その婚約者を涙ながらに日の丸を振りながら見送った岡部さんは、
結局は、その最愛の人を失ってしまったのだ。
自決だったという。

その婚約者の死について、
岡部さんは、恐ろしいくらいはっきりした口調で、断言する。

「婚約者を殺したのは、自分だ」
「自分は、加害の女だ」
「あの時、旗を振って見送るのではなく、一緒に逃げればよかった」
「牢獄に入ろうが、非国民というレッテルを貼られようが、
生き抜けばよかった。
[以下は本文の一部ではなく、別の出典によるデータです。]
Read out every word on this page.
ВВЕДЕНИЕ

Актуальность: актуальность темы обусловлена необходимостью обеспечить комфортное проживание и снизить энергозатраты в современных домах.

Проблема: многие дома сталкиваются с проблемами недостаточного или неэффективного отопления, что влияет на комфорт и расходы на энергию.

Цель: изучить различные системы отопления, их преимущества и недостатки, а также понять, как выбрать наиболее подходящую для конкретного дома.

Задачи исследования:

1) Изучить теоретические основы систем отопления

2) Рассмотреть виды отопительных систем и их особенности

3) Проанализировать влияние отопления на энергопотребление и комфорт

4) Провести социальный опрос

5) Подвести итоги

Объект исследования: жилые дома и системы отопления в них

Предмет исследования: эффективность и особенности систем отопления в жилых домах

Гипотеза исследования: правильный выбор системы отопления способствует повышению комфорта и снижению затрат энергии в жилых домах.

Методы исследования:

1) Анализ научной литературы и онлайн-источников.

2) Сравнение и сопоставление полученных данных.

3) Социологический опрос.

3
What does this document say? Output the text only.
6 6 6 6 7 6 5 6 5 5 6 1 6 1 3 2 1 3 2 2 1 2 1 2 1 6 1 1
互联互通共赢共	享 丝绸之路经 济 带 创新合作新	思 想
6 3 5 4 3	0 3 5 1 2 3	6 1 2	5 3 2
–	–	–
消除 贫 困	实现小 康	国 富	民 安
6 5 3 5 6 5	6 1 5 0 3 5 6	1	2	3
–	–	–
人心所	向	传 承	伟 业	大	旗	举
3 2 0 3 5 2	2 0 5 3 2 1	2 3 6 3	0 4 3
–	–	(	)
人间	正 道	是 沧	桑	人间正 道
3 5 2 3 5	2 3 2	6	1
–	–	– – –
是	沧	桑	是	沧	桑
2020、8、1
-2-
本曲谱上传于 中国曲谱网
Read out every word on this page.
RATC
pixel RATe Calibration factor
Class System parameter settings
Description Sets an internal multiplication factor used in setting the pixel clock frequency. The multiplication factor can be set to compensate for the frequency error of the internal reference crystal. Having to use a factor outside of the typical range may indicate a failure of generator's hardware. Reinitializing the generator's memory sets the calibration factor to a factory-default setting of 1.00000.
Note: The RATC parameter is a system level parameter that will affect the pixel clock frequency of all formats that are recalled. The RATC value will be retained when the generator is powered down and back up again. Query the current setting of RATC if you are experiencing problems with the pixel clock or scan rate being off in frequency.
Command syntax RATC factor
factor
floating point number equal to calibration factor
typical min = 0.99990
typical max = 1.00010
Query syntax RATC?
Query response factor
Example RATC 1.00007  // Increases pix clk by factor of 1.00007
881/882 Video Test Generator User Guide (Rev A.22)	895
私はそれをしなかった」

だから、
「彼を殺したのは、戦争なんじゃじゃなくて私なんだ」と。

こんなに生々しく、潔い後悔の言葉をはじめて聞いた。
この人の後悔はただ悔いているわけではなく、
この後悔を愛して、人生の片隅におくのではなく、
それを真正面から抱きしめて生きてきたんだ。

今もただ、後悔とだけ向き合って生きている。
だから、この後悔は消化されなくても、すでに浄化されているのだろう。
後悔こそが、岡部さんの悲しみを救い、存在を支えてきたのかもしれない。

優雅な京都弁を話される穏やかで暖かい声音は、
それでも切々としていて、
情感に訴える、迫力とすさまじさがあった。

岡部さんの発する言葉には、理屈がなく、
ただただ、大きな喪失体験をした人だけが持つ、
深い悲しみの実感と、
流血しそうな心の激痛から耐えて耐えて立ち上がってきた人間の、
底知れぬ暖かさが宿っていた。

岡部さんは、インタビューの最後で、
若い人へのメッセージとしてこう結んだ。
「とにかくなぁ、幸せにな、幸せになってください」
戦争をしないでください、平和を守ってください、
といった、常套句ではなかった。
だからこそ、逆に強烈で、心にじんわり広がった。

一人ひとりが自分や大切な人の幸せを求める。
たしかに、平和を希求する人の心の底にあるのは、
そうしたシンプルな思いであり、
その集積こそが、平和を守る時代を築くのだろう。

大上段に構えた平和思想よりも、
靖国問題について唱える評論家の言葉よりも、
私にとっては、この言葉こそが、かけがえのない平和メッセージとなった。

岡部さんは、今、
これまでの人生で所有した本を処分して、
着物も人にあげて、
そんな風に死の準備をするのが、楽しい時間なんだとか。

「向こうで、あの人が待ってはりますからなぁ・・・・」

そんな風につややかな声で語られいるのを聞いていたら、
泣けたというより、全身が雷に打たれたような衝撃で、
発作のように嗚咽してしまった。

ここまで言い切れたら・・・、
たとえ、悲劇に縁取られたものであろうと、
人生を確かに生き切ったといえるのだろうな。